Indeed, last year’s winner – Slumdog Millionaire – may have a chance at being well remembered because of its unusual combination of multicultural canvassing and natty narrative traditions. But ask any film fan, and they may argue for The Dark Knight, a film that wasn’t even nominated – or Wall-E, the latest example of Pixar’s perfection given the step-child treatment via the kiddie table known as the Animation category. Go back five years – was Million Dollar Baby truly the best 2004 had to offer? Was it superior to several other commercial and critical hits that didn’t get a chance at Oscar gold?

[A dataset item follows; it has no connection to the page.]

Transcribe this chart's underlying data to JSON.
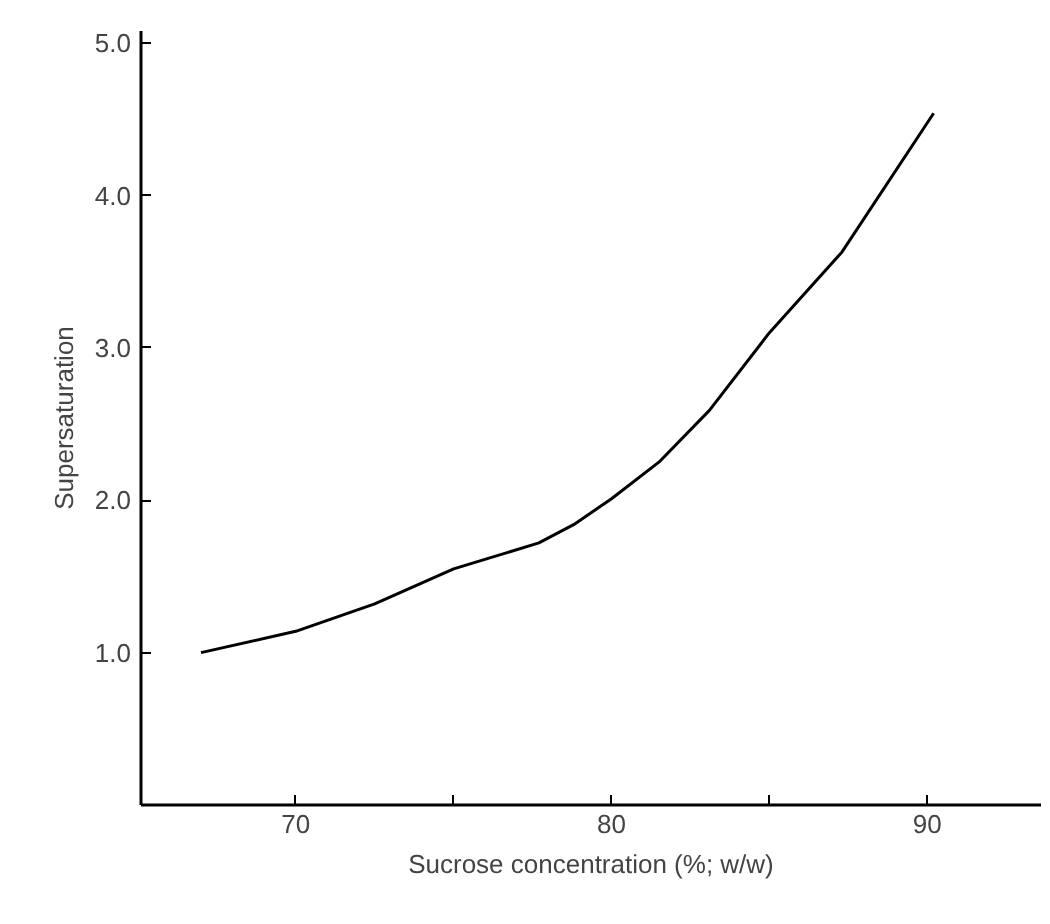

Time and perspective are the two things that turn conjecture into consensus, and right now, The Hurt Locker has little of either. People are still arguing over the win, wondering if things would have been different had Avatar come out in November, or if Precious had been poised for a late season full court press. It might just be as simple as AMPAS rarely getting it right and being done with it. Every year, quality films are left out of the mix, marginalized by a system that still sees the judgment juggernaut fueled by a noxious nepotism that spoils the rewards for both the winners and the losers. Get on the right track and you’re pretty much guaranteed success. That’s what happened to The Hurt Locker, a good, not GREAT film. Several years from now, we might think differently. But for today, this is how things played out. After the thaw, we’ll see.